Like many professionals, the pandemic forced me to work from home and prevented any business travel since March. This has given me more time to think, to learn, and to strategize about the future than I have had in the past 20 years. As an added bonus, the time with family and a better work/life balance has been priceless.
Crisis can lead to healthy introspection, if you take the time to do it.
Introspection Leads to Reinvention
By allowing ourselves time for introspection, something magical happens. We not only gain clarity, but also a newfound confidence to revisit and challenge the status quo. I have found that the more profound the external force, the greater the potential opportunity for change.
As evidence, we do not need to look much further than what has happened in the world of work over the past 10 months. The global COVID-19 pandemic caused many organizations to make rapid and far-reaching changes to how they get work done. A few examples of this dynamic workforce and workplace reinvention:
- As evidenced by the unprecedented spike in US unemployment, almost every organization cut headcount in 2020. While we can debate whether some organizations did not cut enough, and others perhaps cut too far, the reality is millions of jobs are likely not coming back in their prior form. Many of these roles will resurface as more flexible, contingent jobs.
- Some industries (for example, travel) may never come back to the same pre-pandemic level, while others (for example, home delivery) will reach new highs.
- In 2020 we proved that almost every white-collar role can effectively be accomplished working from home.
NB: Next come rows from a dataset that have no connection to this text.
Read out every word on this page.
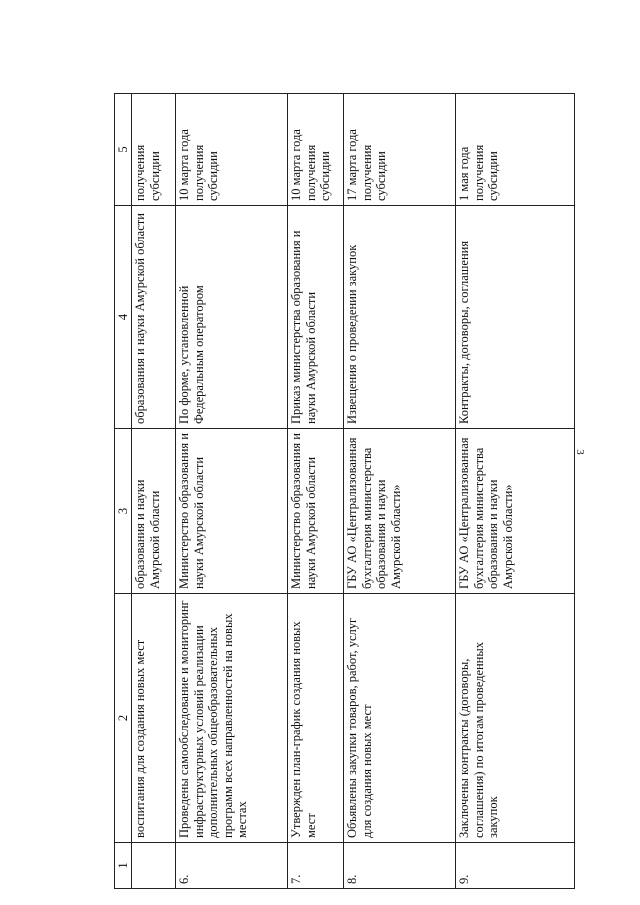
3
1	2	3	4	5
	воспитания для создания новых мест	образования и науки Амурской области	образования и науки Амурской области	получения субсидии
6.	Проведены самообследование и мониторинг инфраструктурных условий реализации дополнительных общеобразовательных программ всех направленностей на новых местах	Министерство образования и науки Амурской области	По форме, установленной Федеральным оператором	10 марта года получения субсидии
7.	Утвержден план-график создания новых мест	Министерство образования и науки Амурской области	Приказ министерства образования и науки Амурской области	10 марта года получения субсидии
8.	Объявлены закупки товаров, работ, услуг для создания новых мест	ГБУ АО «Централизованная бухгалтерия министерства образования и науки Амурской области»	Извещения о проведении закупок	17 марта года получения субсидии
9.	Заключены контракты (договоры, соглашения) по итогам проведенных закупок	ГБУ АО «Централизованная бухгалтерия министерства образования и науки Амурской области»	Контракты, договоры, соглашения	1 мая года получения субсидии
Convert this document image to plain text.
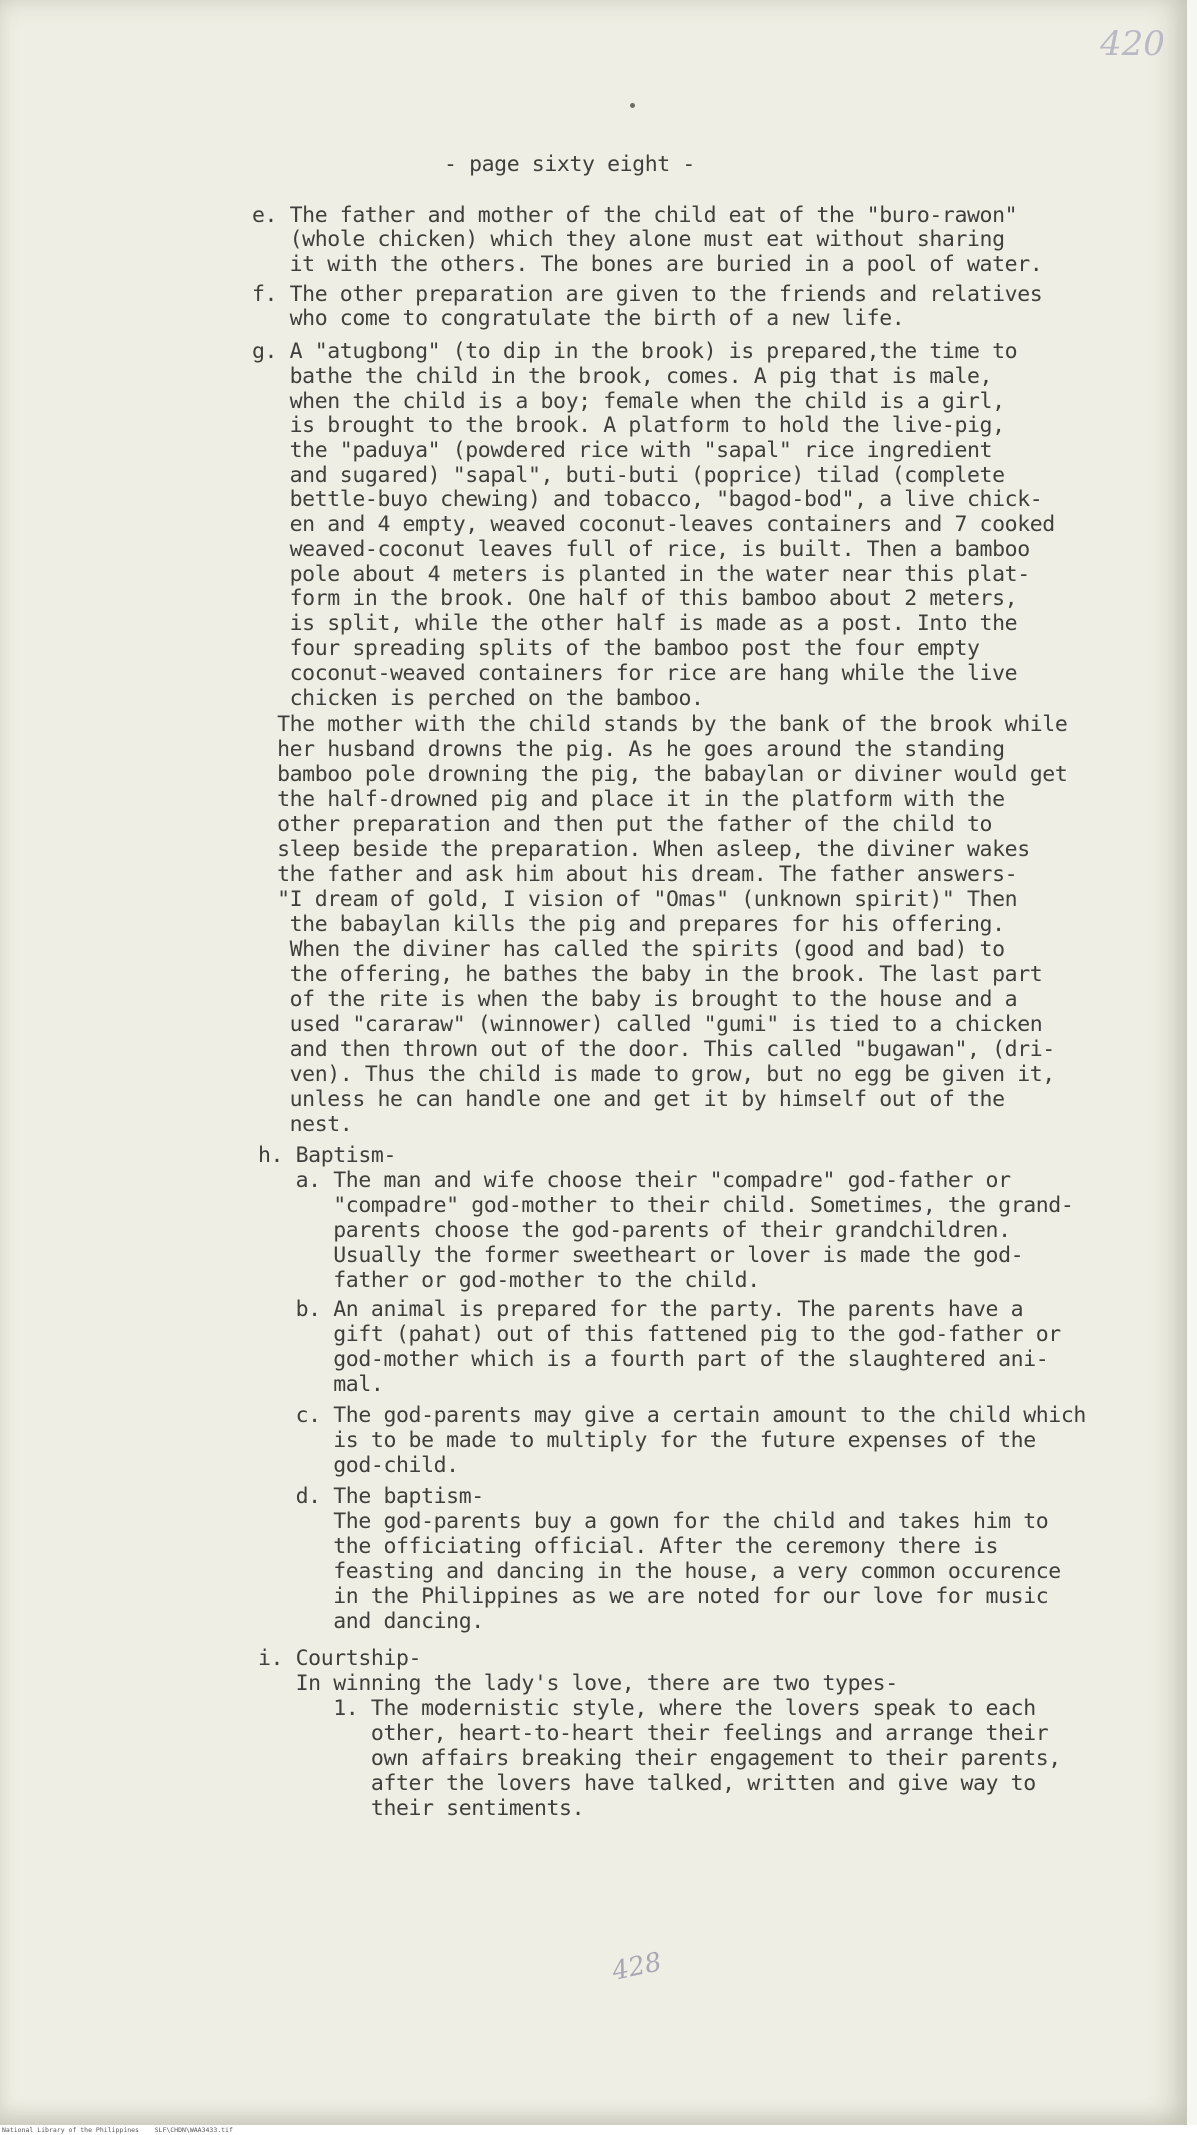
420
- page sixty eight -
e. The father and mother of the child eat of the "buro-rawon"
(whole chicken) which they alone must eat without sharing
it with the others. The bones are buried in a pool of water.
f. The other preparation are given to the friends and relatives
who come to congratulate the birth of a new life.
g. A "atugbong" (to dip in the brook) is prepared,the time to
bathe the child in the brook, comes. A pig that is male,
when the child is a boy; female when the child is a girl,
is brought to the brook. A platform to hold the live-pig,
the "paduya" (powdered rice with "sapal" rice ingredient
and sugared) "sapal", buti-buti (poprice) tilad (complete
bettle-buyo chewing) and tobacco, "bagod-bod", a live chick-
en and 4 empty, weaved coconut-leaves containers and 7 cooked
weaved-coconut leaves full of rice, is built. Then a bamboo
pole about 4 meters is planted in the water near this plat-
form in the brook. One half of this bamboo about 2 meters,
is split, while the other half is made as a post. Into the
four spreading splits of the bamboo post the four empty
coconut-weaved containers for rice are hang while the live
chicken is perched on the bamboo.
The mother with the child stands by the bank of the brook while
her husband drowns the pig. As he goes around the standing
bamboo pole drowning the pig, the babaylan or diviner would get
the half-drowned pig and place it in the platform with the
other preparation and then put the father of the child to
sleep beside the preparation. When asleep, the diviner wakes
the father and ask him about his dream. The father answers-
"I dream of gold, I vision of "Omas" (unknown spirit)" Then
the babaylan kills the pig and prepares for his offering.
When the diviner has called the spirits (good and bad) to
the offering, he bathes the baby in the brook. The last part
of the rite is when the baby is brought to the house and a
used "cararaw" (winnower) called "gumi" is tied to a chicken
and then thrown out of the door. This called "bugawan", (dri-
ven). Thus the child is made to grow, but no egg be given it,
unless he can handle one and get it by himself out of the
nest.
h. Baptism-
a. The man and wife choose their "compadre" god-father or
"compadre" god-mother to their child. Sometimes, the grand-
parents choose the god-parents of their grandchildren.
Usually the former sweetheart or lover is made the god-
father or god-mother to the child.
b. An animal is prepared for the party. The parents have a
gift (pahat) out of this fattened pig to the god-father or
god-mother which is a fourth part of the slaughtered ani-
mal.
c. The god-parents may give a certain amount to the child which
is to be made to multiply for the future expenses of the
god-child.
d. The baptism-
The god-parents buy a gown for the child and takes him to
the officiating official. After the ceremony there is
feasting and dancing in the house, a very common occurence
in the Philippines as we are noted for our love for music
and dancing.
i. Courtship-
In winning the lady's love, there are two types-
1. The modernistic style, where the lovers speak to each
other, heart-to-heart their feelings and arrange their
own affairs breaking their engagement to their parents,
after the lovers have talked, written and give way to
their sentiments.
428
National Library of the Philippines    SLF\CHDN\WAA3433.tif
Many studies I read actually showed an increase in productivity for these newly remote workers. As the pandemic recedes, it will be interesting to see what organizations decide to do with their remote workforces, and their need for traditional office space.
- Many highly skilled professionals will take advantage of these radical changes in the workplace and reinvent their careers as experts for hire (like how I am helping some awesome growth minded organizations with my 1CMO Consulting services!), achieving new levels of career satisfaction and work/life balance.
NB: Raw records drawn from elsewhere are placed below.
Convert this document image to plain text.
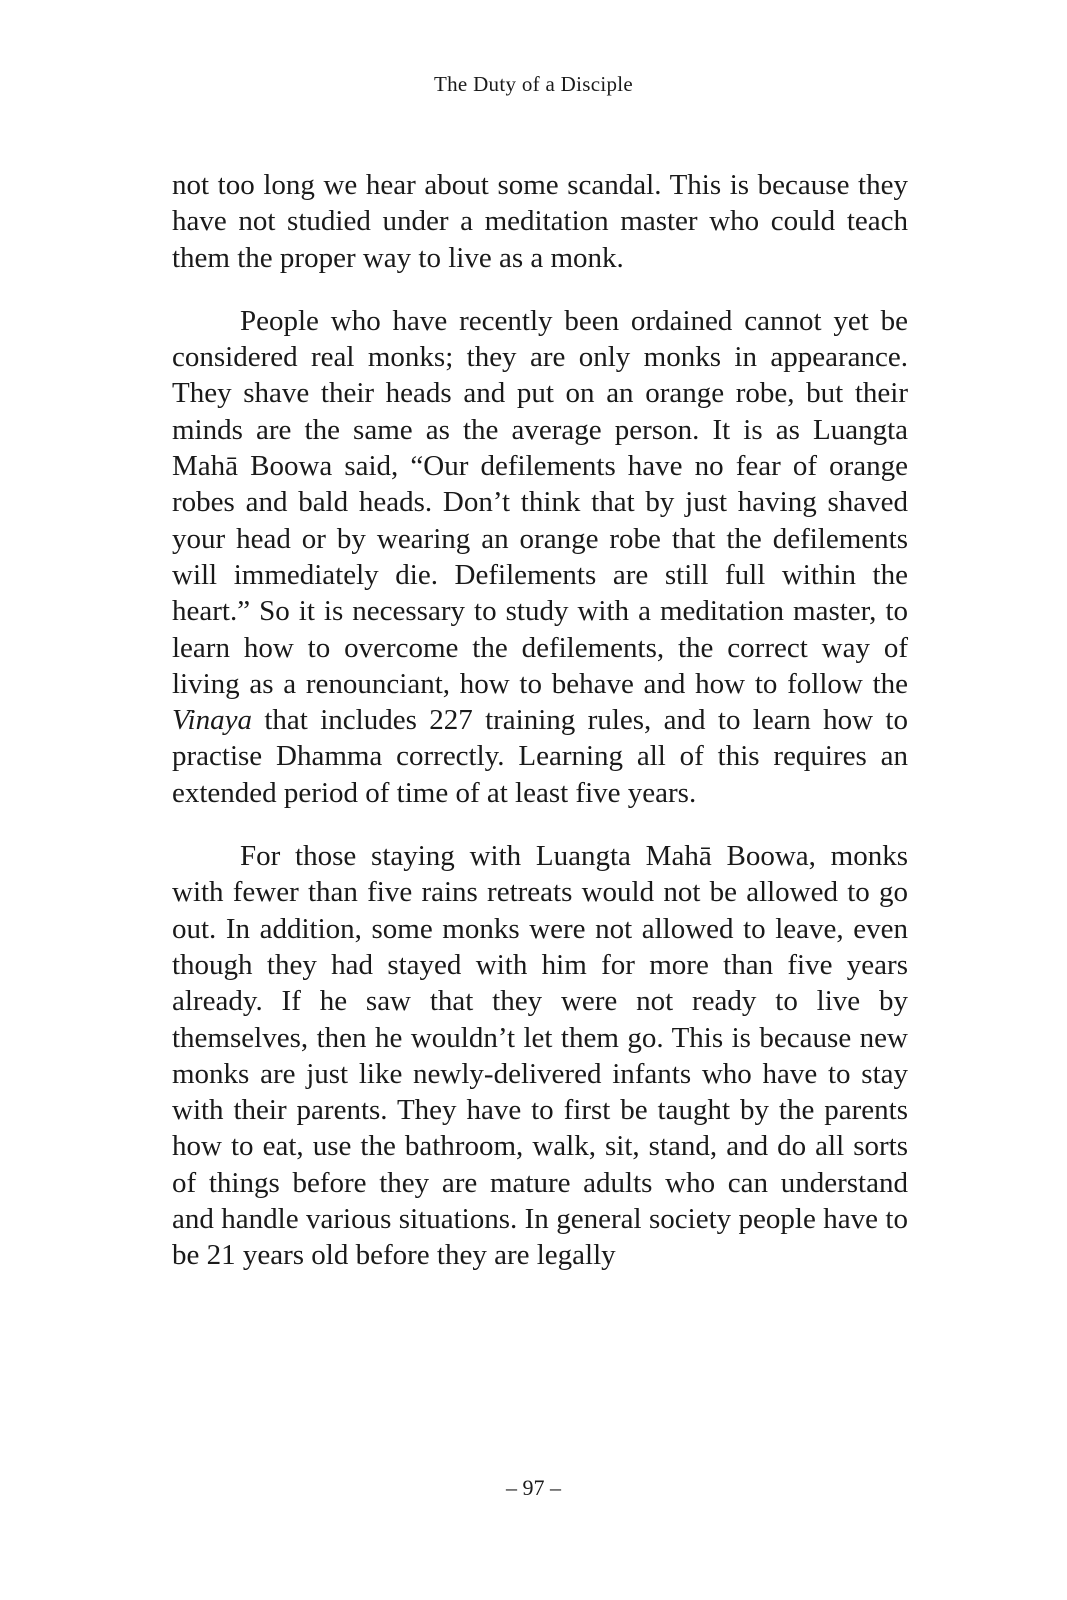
The Duty of a Disciple

not too long we hear about some scandal. This is because they have not studied under a meditation master who could teach them the proper way to live as a monk.

People who have recently been ordained cannot yet be considered real monks; they are only monks in appearance. They shave their heads and put on an orange robe, but their minds are the same as the average person. It is as Luangta Mahā Boowa said, “Our defilements have no fear of orange robes and bald heads. Don’t think that by just having shaved your head or by wearing an orange robe that the defilements will immediately die. Defilements are still full within the heart.” So it is necessary to study with a meditation master, to learn how to overcome the defilements, the correct way of living as a renounciant, how to behave and how to follow the Vinaya that includes 227 training rules, and to learn how to practise Dhamma correctly. Learning all of this requires an extended period of time of at least five years.

For those staying with Luangta Mahā Boowa, monks with fewer than five rains retreats would not be allowed to go out. In addition, some monks were not allowed to leave, even though they had stayed with him for more than five years already. If he saw that they were not ready to live by themselves, then he wouldn’t let them go. This is because new monks are just like newly-delivered infants who have to stay with their parents. They have to first be taught by the parents how to eat, use the bathroom, walk, sit, stand, and do all sorts of things before they are mature adults who can understand and handle various situations. In general society people have to be 21 years old before they are legally

– 97 –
- The research firm Gartner, predicts that by 2024 only a quarter of workplace meetings will take place in person. The meteoric rise of virtual meetings will have far-reaching impacts. Not only eliminating the need for a lot of corporate real estate, but also changing the dynamic of field sales (and all the things that accompany it like business travel and entertainment!)
- The Gartner Future of Sales 2025 report predicts that by 2025, 80% of B2B sales interactions between suppliers and buyers will occur in digital channels. In other words, not in person.
These are just a few examples of how organizations, and the individuals who work in them, have been forced to challenge their historical assumptions when confronted by a crisis. The ability to test different approaches, see what sticks, and then quickly pivot, is the winning approach.
Reinvention Leads to New Opportunity
I am looking forward to seeing what the year 2021 has in store.
As we begin slowly emerging from our pandemic-forced hibernation, my prediction is that there will be many new opportunities (both personal and professional) in the upcoming year, visible to those who are paying attention to their surroundings and actively looking for them!
My practice of growth strategy consulting is certain to benefit from a rising optimism in the markets. And I suspect many readers of this article will be able to say the same.
With that, I say one last goodbye to the year 2020. I am very thankful and blessed to have survived intact, but I will NOT miss you.